Needless to say, encoding/escaping this many characters falls outside this
objective's scope of embedding a raw snippet in the markup.
'..But a textarea seems to work...', yes, either because of the browsers
error-engine trying to make something out of it, or because HTML5:
RCDATA (Replaceable Character DATA): will not not treat tags inside the
text as markup (but are still governed by rule 1), so one doesn't need to
encode < (>).

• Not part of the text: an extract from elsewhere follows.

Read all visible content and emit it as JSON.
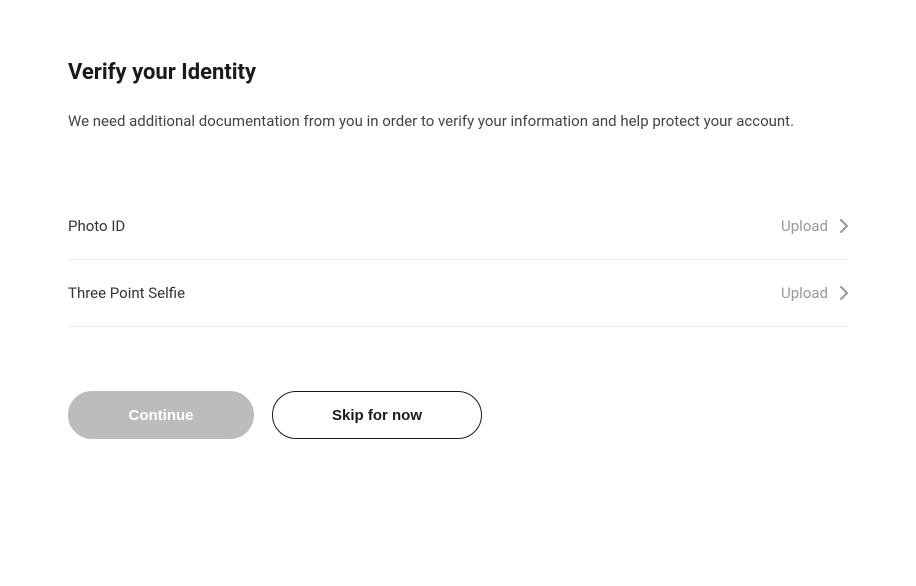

BUT entities are still expanded, so they and 'ambiguous
ampersands' (&) need special care.
The current HTML5 spec says the textarea is now a RCDATA field and (quote):
The text in raw text and RCDATA elements must not contain any
occurrences of the string "</" (U+003C LESS-THAN SIGN, U+002F SOLIDUS)

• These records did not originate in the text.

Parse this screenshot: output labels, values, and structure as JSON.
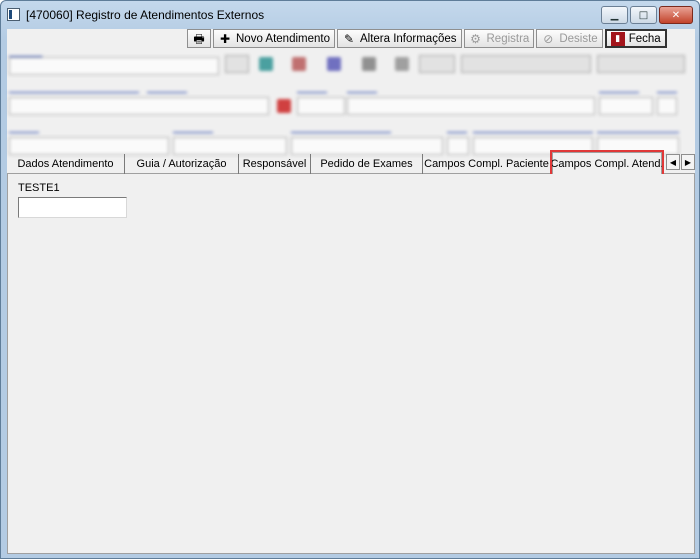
{
  "window": {
    "title": "[470060]  Registro de Atendimentos Externos"
  },
  "toolbar": {
    "novo_atendimento": "Novo Atendimento",
    "altera_informacoes": "Altera Informações",
    "registra": "Registra",
    "desiste": "Desiste",
    "fecha": "Fecha"
  },
  "tabs": [
    {
      "label": "Dados Atendimento",
      "active": false
    },
    {
      "label": "Guia / Autorização",
      "active": false
    },
    {
      "label": "Responsável",
      "active": false
    },
    {
      "label": "Pedido de Exames",
      "active": false
    },
    {
      "label": "Campos Compl. Paciente",
      "active": false
    },
    {
      "label": "Campos Compl. Atend.",
      "active": true
    }
  ],
  "panel": {
    "field_label": "TESTE1",
    "field_value": ""
  },
  "colors": {
    "highlight": "#e03838"
  }
}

followed by characters that case-insensitively match the tag name of
the element followed by one of U+0009 CHARACTER TABULATION (tab),
U+000A LINE FEED (LF), U+000C FORM FEED (FF), U+000D CARRIAGE RETURN
(CR), U+0020 SPACE, U+003E GREATER-THAN SIGN (>), or U+002F SOLIDUS (/).
Thus no matter what, textarea needs a hefty entity translation handler or
it will eventually Mojibake on entities!
CDATA (Character Data) will not treat tags inside the text as
markup and will not expand entities.
So as long as the raw snippet code does not violate rule 1 (that one can't
have the containers closing character(sequence) inside the snippet), this
requires no other escaping/encoding.
Clearly this boils down to: how can we minimize the number of characters/character-sequences that still need to be encoded in the snippet's raw source and the number of times that character(sequence) might appear in an average snippet; something that is also of importance for the javascript that handles the translation of these characters (if they occur).
So what 'containers' have this CDATA context?
Most value properties of tags are CDATA, so one could (ab)use a hidden input's value property (proof of concept jsfiddle here).
However (conform rule 1) this creates an encoding/escape problem with nested quotes (" and ') in the raw snippet and one needs some javascript to get/translate and set the snippet in another (visible) element (or simply setting it as a text-area's value). Somehow this gave me problems with entities in FF (just like in a textarea). But it doesn't really matter, since the 'price' of having to escape/encode nested quotes is higher then a (HTML5) textarea (quotes are quite common in source code..).
What about trying to (ab)use <![CDATA[<tag>bla & bla</tag>]]>?
As Jukka points out in his extended answer, this would only work in (rare) 'real xhtml'.
I thought of using a script-tag (with or without such a CDATA wrapper inside the script-tag) together with a multi-line comment /* */ that wraps the raw snippet (script-tags can have an id and you can access them by count). But since this obviously introduces a escaping problem with */, ]]> and </script in the raw snippet, this doesn't seem like a solution either.
Please post other viable 'containers' in the comments to this answer.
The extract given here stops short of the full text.